Но тебя, сынок, украинское зерно уже не прокормит, вот я и советую тебе: учись машиностроению. Нынче всё делают машины. Машины сеют зерновые, машины убирают урожай, машины мелют муку и пекут хлеб, и скот забивают машины, и дома строятся машинами. Музыка звучит из автоматов, в свою очередь построенных автоматами, и картины пишет не художник, а фотоаппарат. Скоро нам и для любви понадобятся машины, и для смерти тоже будут чистые, бесшумные машины, и о незаметном уничтожении трупов позаботятся деликатные инструменты, и молиться мы станем не Богу, а машине или имени ее изготовителя, мессия же, что принесет миру мир и снова воздвигнет Иерусалимский храм, будет не сыном колена Иудина, а машиной или ее создателем. Мир целиком превратился в машину, сынок, поэтому мой тебе совет: иди в ВТУ и учись машиностроению.

Сын слушает и кивает, ведь он послушный сын и выказывает отцу должное уважение. Но про себя думает: нет, не стану я учиться машиностроению. Знаю я эту машину. Лучше уж вовсе ничего в жизни не делать, чем служить ей. Если я вообще чем-то займусь, так чем-нибудь абсолютно бесполезным, бесцельным; чем-нибудь, что машина ни в коем случае не сможет поставить себе на службу.

Половину своего детства и юности молодой человек издалека исследовал свирепое буйство машины. Ему еще и девяти не сравнялось, когда отец за завтраком протянул ему через стол «Нойе цюрхер цайтунг» с новостью из Сараева, и с той поры он каждый день читал сводки с Мааса, Марны и Соммы. Смотрел в атласе, где расположены Ипр, Верден и Шмен-де-Дам, повесил над кроватью в своей мальчишечьей комнате карту Европы и утыкал ее булавками, вел статистику в школьных тетрадях в клеточку, где подсчитывал убитых поначалу тысячами, затем сотнями тысяч и в конце концов миллионами. Но ему так и не удалось отыскать смысл во всем этом убийстве. Или хоть логику. Или уважительную причину. Или, по крайней мере, резонный повод.

В утешение себе Феликс часами играл в родительской гостиной на фортепиано. Особой одаренностью он не отличался. Но когда пальцы начали слушаться, у него возникла глубокая любовь к баховским Гольдберг-вариациям, чья спокойная, надежная и исчислимая механика напоминала ему о галактическом балете планет, солнц и лун.

Десятилетия спустя он рассказал в своих рукописных воспоминаниях, что в детстве был одинок. В начальной школе одноклассники издевались над ним, оттого что он говорил на швейцарском немецком с богемским акцентом, а учитель не упускал случая с удовольствием напомнить классу, что Феликс принадлежит к скверной, чуждой расе.

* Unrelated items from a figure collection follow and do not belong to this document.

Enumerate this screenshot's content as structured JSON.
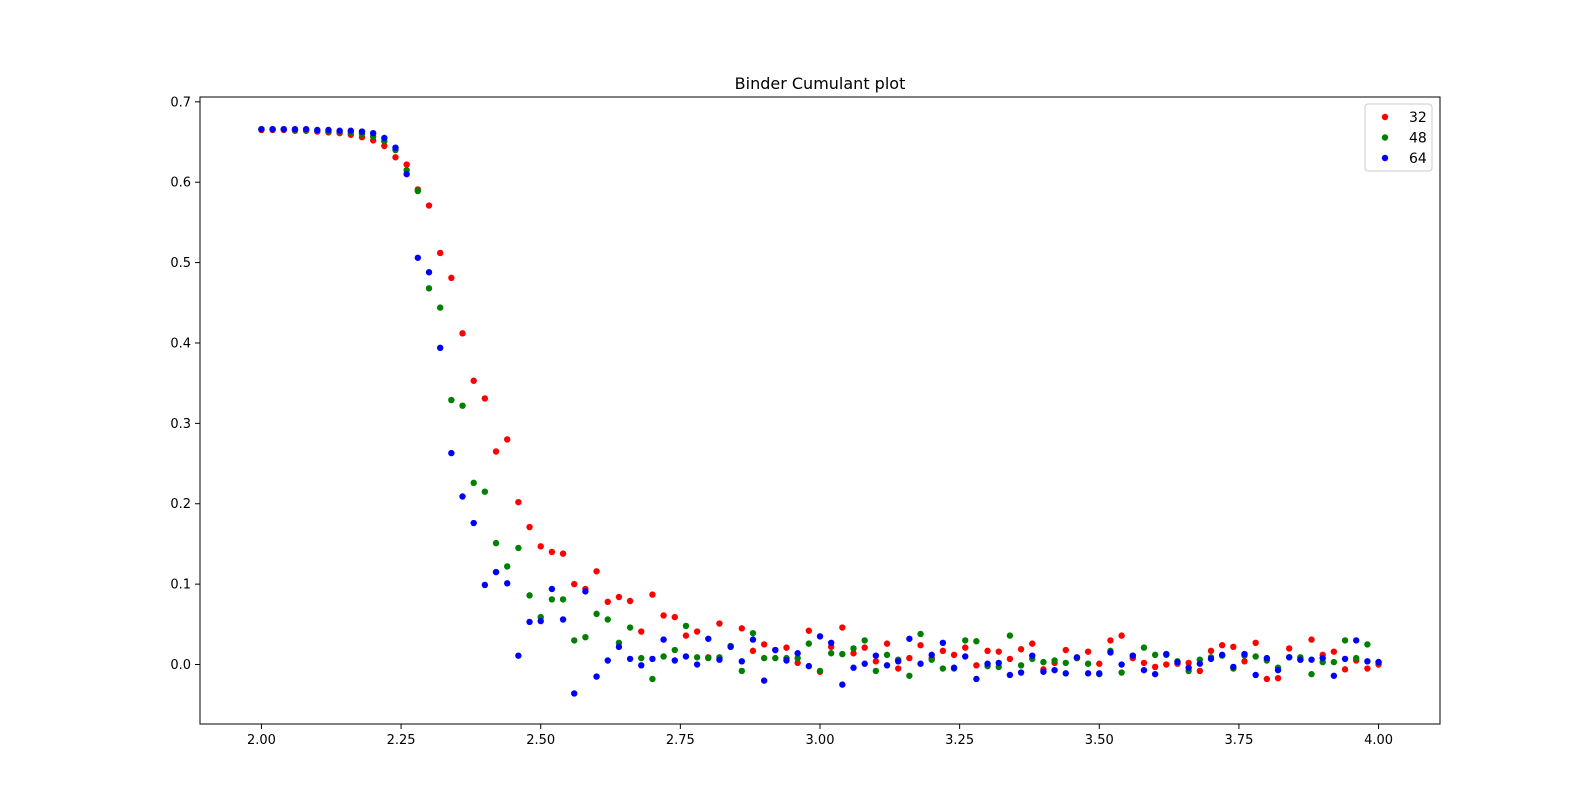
{
  "chart_data": {
    "type": "scatter",
    "title": "Binder Cumulant plot",
    "xlabel": "",
    "ylabel": "",
    "xlim": [
      1.89,
      4.11
    ],
    "ylim": [
      -0.074,
      0.706
    ],
    "xticks": [
      2.0,
      2.25,
      2.5,
      2.75,
      3.0,
      3.25,
      3.5,
      3.75,
      4.0
    ],
    "xtick_labels": [
      "2.00",
      "2.25",
      "2.50",
      "2.75",
      "3.00",
      "3.25",
      "3.50",
      "3.75",
      "4.00"
    ],
    "yticks": [
      0.0,
      0.1,
      0.2,
      0.3,
      0.4,
      0.5,
      0.6,
      0.7
    ],
    "ytick_labels": [
      "0.0",
      "0.1",
      "0.2",
      "0.3",
      "0.4",
      "0.5",
      "0.6",
      "0.7"
    ],
    "grid": false,
    "legend_position": "top-right",
    "x": [
      2.0,
      2.02,
      2.04,
      2.06,
      2.08,
      2.1,
      2.12,
      2.14,
      2.16,
      2.18,
      2.2,
      2.22,
      2.24,
      2.26,
      2.28,
      2.3,
      2.32,
      2.34,
      2.36,
      2.38,
      2.4,
      2.42,
      2.44,
      2.46,
      2.48,
      2.5,
      2.52,
      2.54,
      2.56,
      2.58,
      2.6,
      2.62,
      2.64,
      2.66,
      2.68,
      2.7,
      2.72,
      2.74,
      2.76,
      2.78,
      2.8,
      2.82,
      2.84,
      2.86,
      2.88,
      2.9,
      2.92,
      2.94,
      2.96,
      2.98,
      3.0,
      3.02,
      3.04,
      3.06,
      3.08,
      3.1,
      3.12,
      3.14,
      3.16,
      3.18,
      3.2,
      3.22,
      3.24,
      3.26,
      3.28,
      3.3,
      3.32,
      3.34,
      3.36,
      3.38,
      3.4,
      3.42,
      3.44,
      3.46,
      3.48,
      3.5,
      3.52,
      3.54,
      3.56,
      3.58,
      3.6,
      3.62,
      3.64,
      3.66,
      3.68,
      3.7,
      3.72,
      3.74,
      3.76,
      3.78,
      3.8,
      3.82,
      3.84,
      3.86,
      3.88,
      3.9,
      3.92,
      3.94,
      3.96,
      3.98,
      4.0
    ],
    "series": [
      {
        "name": "32",
        "color": "#ff0000",
        "values": [
          0.665,
          0.665,
          0.665,
          0.664,
          0.664,
          0.663,
          0.662,
          0.661,
          0.659,
          0.656,
          0.652,
          0.645,
          0.631,
          0.622,
          0.591,
          0.571,
          0.512,
          0.481,
          0.412,
          0.353,
          0.331,
          0.265,
          0.28,
          0.202,
          0.171,
          0.147,
          0.14,
          0.138,
          0.1,
          0.094,
          0.116,
          0.078,
          0.084,
          0.079,
          0.041,
          0.087,
          0.061,
          0.059,
          0.036,
          0.041,
          0.009,
          0.051,
          0.023,
          0.045,
          0.017,
          0.025,
          0.018,
          0.021,
          0.002,
          0.042,
          -0.009,
          0.022,
          0.046,
          0.014,
          0.021,
          0.004,
          0.026,
          -0.005,
          0.008,
          0.024,
          0.008,
          0.017,
          0.012,
          0.021,
          -0.001,
          0.017,
          0.016,
          0.007,
          0.019,
          0.026,
          -0.006,
          0.002,
          0.018,
          0.008,
          0.016,
          0.001,
          0.03,
          0.036,
          0.008,
          0.002,
          -0.003,
          0.0,
          0.001,
          0.002,
          -0.008,
          0.017,
          0.024,
          0.022,
          0.004,
          0.027,
          -0.018,
          -0.017,
          0.02,
          0.006,
          0.031,
          0.012,
          0.016,
          -0.006,
          0.005,
          -0.005,
          0.0
        ]
      },
      {
        "name": "48",
        "color": "#008000",
        "values": [
          0.666,
          0.666,
          0.666,
          0.665,
          0.665,
          0.664,
          0.663,
          0.663,
          0.662,
          0.66,
          0.657,
          0.651,
          0.64,
          0.615,
          0.589,
          0.468,
          0.444,
          0.329,
          0.322,
          0.226,
          0.215,
          0.151,
          0.122,
          0.145,
          0.086,
          0.059,
          0.081,
          0.081,
          0.03,
          0.034,
          0.063,
          0.056,
          0.027,
          0.046,
          0.008,
          -0.018,
          0.01,
          0.018,
          0.048,
          0.009,
          0.008,
          0.009,
          0.023,
          -0.008,
          0.039,
          0.008,
          0.008,
          0.008,
          0.008,
          0.026,
          -0.008,
          0.014,
          0.013,
          0.02,
          0.03,
          -0.008,
          0.012,
          0.006,
          -0.014,
          0.038,
          0.006,
          -0.005,
          -0.005,
          0.03,
          0.029,
          -0.002,
          -0.003,
          0.036,
          -0.001,
          0.007,
          0.003,
          0.005,
          0.002,
          0.008,
          0.001,
          -0.012,
          0.017,
          -0.01,
          0.011,
          0.021,
          0.012,
          0.012,
          0.004,
          -0.008,
          0.006,
          0.009,
          0.011,
          -0.005,
          0.011,
          0.01,
          0.005,
          -0.004,
          0.009,
          0.009,
          -0.012,
          0.003,
          0.003,
          0.03,
          0.008,
          0.025,
          0.003
        ]
      },
      {
        "name": "64",
        "color": "#0000ff",
        "values": [
          0.666,
          0.666,
          0.666,
          0.666,
          0.666,
          0.665,
          0.665,
          0.664,
          0.664,
          0.663,
          0.661,
          0.655,
          0.643,
          0.61,
          0.506,
          0.488,
          0.394,
          0.263,
          0.209,
          0.176,
          0.099,
          0.115,
          0.101,
          0.011,
          0.053,
          0.054,
          0.094,
          0.056,
          -0.036,
          0.091,
          -0.015,
          0.005,
          0.022,
          0.007,
          -0.001,
          0.007,
          0.031,
          0.005,
          0.01,
          0.0,
          0.032,
          0.006,
          0.022,
          0.004,
          0.031,
          -0.02,
          0.018,
          0.005,
          0.014,
          -0.002,
          0.035,
          0.027,
          -0.025,
          -0.004,
          0.001,
          0.011,
          -0.001,
          0.004,
          0.032,
          0.001,
          0.012,
          0.027,
          -0.004,
          0.01,
          -0.018,
          0.001,
          0.002,
          -0.013,
          -0.01,
          0.011,
          -0.009,
          -0.007,
          -0.011,
          0.009,
          -0.011,
          -0.011,
          0.015,
          0.0,
          0.011,
          -0.007,
          -0.012,
          0.013,
          0.003,
          -0.004,
          0.001,
          0.007,
          0.012,
          -0.003,
          0.013,
          -0.013,
          0.008,
          -0.007,
          0.009,
          0.006,
          0.006,
          0.008,
          -0.014,
          0.007,
          0.03,
          0.004,
          0.003
        ]
      }
    ]
  }
}
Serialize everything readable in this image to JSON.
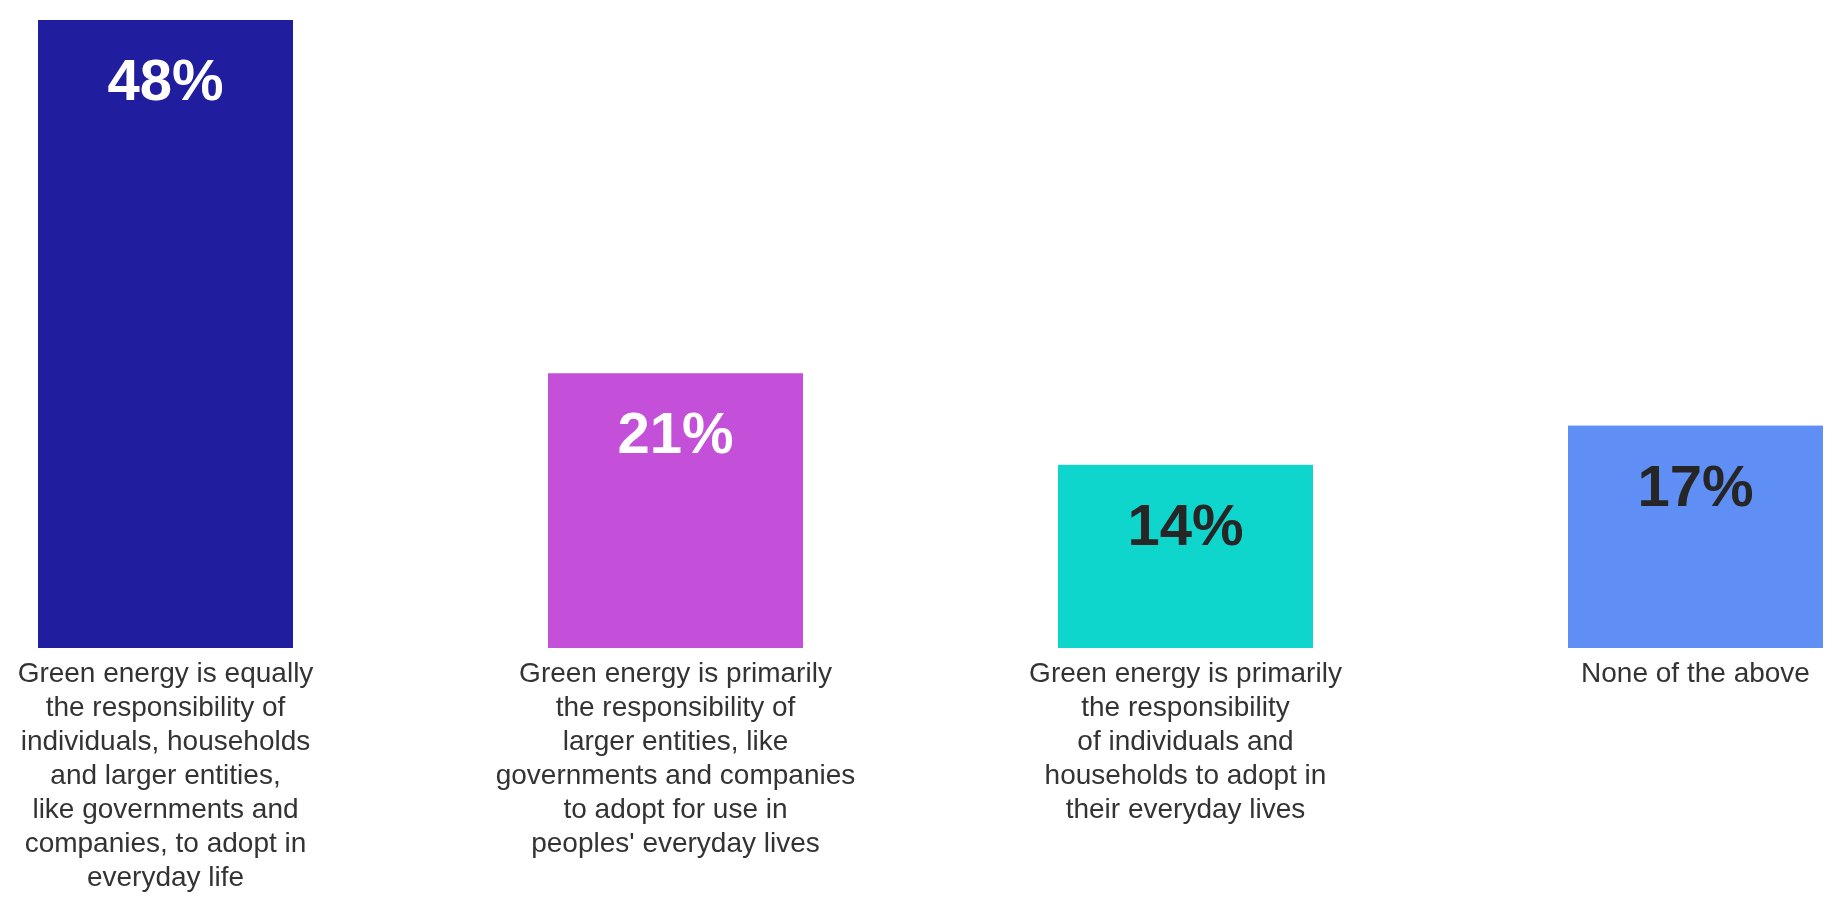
{
  "chart_data": {
    "type": "bar",
    "categories": [
      "Green energy is equally\nthe responsibility of\nindividuals, households\nand larger entities,\nlike governments and\ncompanies, to adopt in\neveryday life",
      "Green energy is primarily\nthe responsibility of\nlarger entities, like\ngovernments and companies\nto adopt for use in\npeoples' everyday lives",
      "Green energy is primarily\nthe responsibility\nof individuals and\nhouseholds to adopt in\ntheir everyday lives",
      "None of the above"
    ],
    "values": [
      48,
      21,
      14,
      17
    ],
    "colors": [
      "#201d9f",
      "#c44fd8",
      "#0fd6cd",
      "#5f8ff5"
    ],
    "value_labels": [
      "48%",
      "21%",
      "14%",
      "17%"
    ]
  }
}
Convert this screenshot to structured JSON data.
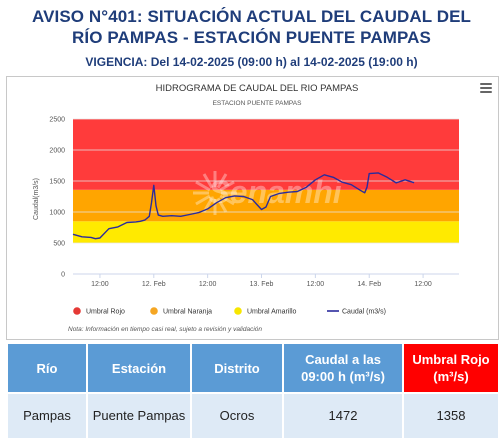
{
  "header": {
    "title_line1": "AVISO N°401: SITUACIÓN ACTUAL DEL CAUDAL DEL",
    "title_line2": "RÍO PAMPAS - ESTACIÓN PUENTE PAMPAS",
    "vigencia": "VIGENCIA: Del 14-02-2025 (09:00 h) al 14-02-2025 (19:00 h)"
  },
  "chart_data": {
    "type": "line",
    "title": "HIDROGRAMA DE CAUDAL DEL RIO PAMPAS",
    "subtitle": "ESTACION PUENTE PAMPAS",
    "ylabel": "Caudal(m3/s)",
    "xlabel": "",
    "ylim": [
      0,
      2500
    ],
    "yticks": [
      0,
      500,
      1000,
      1500,
      2000,
      2500
    ],
    "xlim": [
      0,
      86
    ],
    "xticks": [
      {
        "x": 6,
        "label": "12:00"
      },
      {
        "x": 18,
        "label": "12. Feb"
      },
      {
        "x": 30,
        "label": "12:00"
      },
      {
        "x": 42,
        "label": "13. Feb"
      },
      {
        "x": 54,
        "label": "12:00"
      },
      {
        "x": 66,
        "label": "14. Feb"
      },
      {
        "x": 78,
        "label": "12:00"
      }
    ],
    "bands": [
      {
        "name": "Umbral Amarillo",
        "from": 500,
        "to": 850,
        "color": "#ffea00"
      },
      {
        "name": "Umbral Naranja",
        "from": 850,
        "to": 1358,
        "color": "#ffa500"
      },
      {
        "name": "Umbral Rojo",
        "from": 1358,
        "to": 2500,
        "color": "#ff3b3b"
      }
    ],
    "series": [
      {
        "name": "Caudal (m3/s)",
        "color": "#2b2b9c",
        "x": [
          0,
          2,
          4,
          5,
          6,
          8,
          10,
          12,
          14,
          15,
          16,
          17,
          17.5,
          18,
          18.5,
          19,
          20,
          22,
          24,
          26,
          28,
          30,
          32,
          34,
          36,
          38,
          40,
          41,
          42,
          43,
          44,
          46,
          48,
          50,
          52,
          54,
          56,
          58,
          60,
          62,
          64,
          65,
          65.5,
          66,
          68,
          70,
          72,
          74,
          76
        ],
        "values": [
          640,
          600,
          590,
          570,
          580,
          730,
          760,
          830,
          840,
          850,
          870,
          930,
          1150,
          1430,
          1100,
          950,
          930,
          940,
          930,
          960,
          990,
          1050,
          1150,
          1230,
          1260,
          1250,
          1200,
          1120,
          1040,
          1080,
          1250,
          1300,
          1320,
          1330,
          1400,
          1520,
          1600,
          1560,
          1480,
          1440,
          1350,
          1310,
          1400,
          1620,
          1630,
          1560,
          1470,
          1520,
          1472
        ]
      }
    ],
    "legend": {
      "placement": "bottom",
      "items": [
        {
          "label": "Umbral Rojo",
          "color": "#e53935",
          "kind": "dot"
        },
        {
          "label": "Umbral Naranja",
          "color": "#f5a623",
          "kind": "dot"
        },
        {
          "label": "Umbral Amarillo",
          "color": "#f7e600",
          "kind": "dot"
        },
        {
          "label": "Caudal (m3/s)",
          "color": "#2b2b9c",
          "kind": "line"
        }
      ]
    },
    "watermark": "Senamhi",
    "note": "Nota: Información en tiempo casi real, sujeto a revisión y validación"
  },
  "table": {
    "headers": [
      "Río",
      "Estación",
      "Distrito",
      "Caudal a las 09:00 h (m³/s)",
      "Umbral Rojo (m³/s)"
    ],
    "rows": [
      [
        "Pampas",
        "Puente Pampas",
        "Ocros",
        "1472",
        "1358"
      ]
    ]
  }
}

Его защитницей и ближайшей подругой была тремя годами старшая сестра Клара. Когда на второй год войны она умерла, наступив на гвоздь и поранив ногу, он на долгие годы погрузился в безнадежную печаль. Врачи с их наукой начала ХХ века могли, конечно, весьма точно объяснить, что происходило в Кларином организме – бактериальное заражение, сепсис и в итоге коллапс, – но не знали способа лечения, который уберег бы Клару от мучительной, бессмысленной и банальной смерти. В последующие месяцы успехи Феликса в гимназии резко ухудшились. Зачем напрягаться в биологии и химии, если в решающую минуту наука оказалась бесполезной? Зачем вообще чему-то учиться, если познание бесполезно?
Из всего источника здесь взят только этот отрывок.